Presenting Three or More Dimensions Using Tableau

Whoa! What’s a Tableau, you ask? Well, I have an even more basic Tableau Public tutorial for the likes of questioning minds such as yours. Although, this article is pretty basic too, so either should be decent starting places.

Tableau is a powerful, unique visualization tool. The fact it’s also free is a little unbelieveable. One of the reasons I love Tableau so much is that it allows me to present multiple dimensions of data in a single chart — and do so without ungodly 3D charts.

What do I mean? Well, there’s a great example in the newest addition to the FanGraphs suite of data — the contact rate (Soft%, Medium%, and Hard%) numbers. So let’s say I want to present this data* for the Rays hitters. I’m mostly interested in the contact rates, so I could put together a scatterplot of Hard% versus Medium%.

*If you want to play around with the exact same data that I’m using, download this CSV. Otherwise, you data will be different than mine because you, sir or madame, live in the future.

What’s neat about this chart is that, since Soft%, Medium%, and Hard% are mutually exclusive (a batted ball can’t be both hard and medium) and they are collectively exhaustive (there’s no other hit type, only these three; combined, we called this data MECE, mutually exclusive and collectively exhaustive), we can essentially present the three dimensions in a single scatterplot:

With Excel, we can kind of represent three data dimensions (Soft%, Medium% and Hard%), but that's only a happenstance of MECE data.
With Excel, we can kind of represent three data dimensions (Soft%, Medium% and Hard%), but that’s only a happenstance of MECE data.

So let’s say we wanted to add another component of information to this graph. Let’s say I want you to know which dot is which player. Or, perhaps, the amount of plate appearances corresponding to each of these players. In Excel, we could add a data label, but we would need to go through, by hand, and add each player’s name to the corresponding dot. Excel only inherently gives three label options: X labels, Y labels, or Series labels — and none of those are really useful here.

Let’s try this same chart in Tableau. First, though, we’ll need to work on the CSV a little. I’ll show you what I mean.

Open Tableau Public (preferably the latest version; I think that’s version 9), and you’ll be prompted to open your data source. Choose “Text File” and then navigate to your CSV file.

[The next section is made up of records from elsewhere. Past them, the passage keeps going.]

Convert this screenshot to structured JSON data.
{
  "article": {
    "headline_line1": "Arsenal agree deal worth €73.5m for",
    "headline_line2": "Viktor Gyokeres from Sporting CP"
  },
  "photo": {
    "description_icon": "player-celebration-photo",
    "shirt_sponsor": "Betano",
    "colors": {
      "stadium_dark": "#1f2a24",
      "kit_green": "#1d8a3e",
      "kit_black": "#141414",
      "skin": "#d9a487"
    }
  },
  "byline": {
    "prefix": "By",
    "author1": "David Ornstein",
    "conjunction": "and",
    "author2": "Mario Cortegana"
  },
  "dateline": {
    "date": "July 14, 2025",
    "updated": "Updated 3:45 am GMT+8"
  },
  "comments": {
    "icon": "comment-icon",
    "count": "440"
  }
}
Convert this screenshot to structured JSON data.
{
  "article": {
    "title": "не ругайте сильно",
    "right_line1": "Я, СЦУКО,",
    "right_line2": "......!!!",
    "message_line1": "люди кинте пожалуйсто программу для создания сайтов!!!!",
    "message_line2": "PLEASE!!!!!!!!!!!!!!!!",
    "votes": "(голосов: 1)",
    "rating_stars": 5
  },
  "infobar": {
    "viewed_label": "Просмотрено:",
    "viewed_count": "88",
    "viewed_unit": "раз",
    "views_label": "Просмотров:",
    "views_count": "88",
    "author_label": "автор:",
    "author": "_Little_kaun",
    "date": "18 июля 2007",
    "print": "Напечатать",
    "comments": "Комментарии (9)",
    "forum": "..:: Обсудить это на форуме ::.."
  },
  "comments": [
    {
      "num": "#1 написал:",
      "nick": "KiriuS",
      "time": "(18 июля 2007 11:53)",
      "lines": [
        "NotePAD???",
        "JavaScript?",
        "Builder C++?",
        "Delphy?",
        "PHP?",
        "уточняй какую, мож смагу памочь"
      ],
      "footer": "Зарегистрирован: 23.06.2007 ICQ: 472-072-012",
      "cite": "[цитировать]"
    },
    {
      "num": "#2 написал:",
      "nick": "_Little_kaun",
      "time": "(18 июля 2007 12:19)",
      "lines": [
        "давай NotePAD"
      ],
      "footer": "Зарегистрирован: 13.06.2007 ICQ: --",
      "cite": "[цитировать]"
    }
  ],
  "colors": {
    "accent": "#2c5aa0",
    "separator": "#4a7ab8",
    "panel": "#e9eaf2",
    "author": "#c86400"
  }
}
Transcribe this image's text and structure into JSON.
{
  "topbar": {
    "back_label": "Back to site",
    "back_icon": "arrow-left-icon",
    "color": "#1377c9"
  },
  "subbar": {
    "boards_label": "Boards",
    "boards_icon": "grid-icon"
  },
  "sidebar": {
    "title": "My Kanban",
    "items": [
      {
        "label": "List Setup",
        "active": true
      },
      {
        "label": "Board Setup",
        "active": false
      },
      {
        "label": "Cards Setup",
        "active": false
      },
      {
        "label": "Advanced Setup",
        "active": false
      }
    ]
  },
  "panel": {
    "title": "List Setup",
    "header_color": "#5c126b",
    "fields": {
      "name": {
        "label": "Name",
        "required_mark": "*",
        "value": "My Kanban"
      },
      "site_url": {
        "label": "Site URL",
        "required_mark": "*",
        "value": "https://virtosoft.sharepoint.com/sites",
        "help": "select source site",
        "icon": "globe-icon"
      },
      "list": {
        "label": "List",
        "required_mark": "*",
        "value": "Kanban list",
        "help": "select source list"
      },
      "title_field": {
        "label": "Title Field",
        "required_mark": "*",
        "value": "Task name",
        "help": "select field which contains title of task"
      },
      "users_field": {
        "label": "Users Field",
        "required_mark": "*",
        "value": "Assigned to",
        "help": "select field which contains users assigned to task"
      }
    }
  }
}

If you have a CSV or TXT file, this is the option you want.
If you have a CSV or TXT file, this is the option you want.

I should mention at some point that, in Tableau Public, we rarely create data. It’s more about manipulating and presenting what’s already made. So there’s no option for “Blank Spreadsheet” like there is Excel.

Anyway, after connecting to our CSV, Tableau is going to confirm our data has the right settings. And thank goodness for that, because something’s awry:

A space between the number and the percent sign caused Tableau to think this was a string (that is, like a word or something). So we need to fix that.
A space between the number and the percent sign caused Tableau to think this was a string (that is, like a word or something). So we need to fix that.

The system sees the space between “33.3” and “%” and thinks it’s a word (because spaces can’t fit into data). That’s what the blue “ABC” icon means.

This problem is easily fixed a variety of ways. One way: You could open the CSV in Excel and save it as an Excel file. That’s a pretty simple fix. Another alternative is just to scrape all those pesky spaces out of there. I prefer to do this with Notepad (or any similar stripped down word processor).

For that method (which is handy if you’re on a computer without Excel), all we need to do is open the file with notepad, hit CTRL+H (to open the “Replace” dialogue) and then choose to replace a space with nothing.

Open Notepad, then open a file and set the file types too "All Files."
Open Notepad, then open a file and set the file types too “All Files.”
Then I type space (" ") then percent sign ("%") and choose to replace all.
Then I type space (” “) then percent sign (“%”) and choose to replace all.

Save it, then bing, bang, bongo, the file is ready to do work. Head back into Tableau, and then ensure the data is showing up correctly. Once again, our data is not defaulting to decimal, so we’ll quickly change these items to decimal numbers (just click the blue “ABC” and choose “Decimal” from the drop down menu).

You will still need to go through and make sure the pertinent columns are being treated as decimal numbers.
You will still need to go through and make sure the pertinent columns are being treated as decimal numbers.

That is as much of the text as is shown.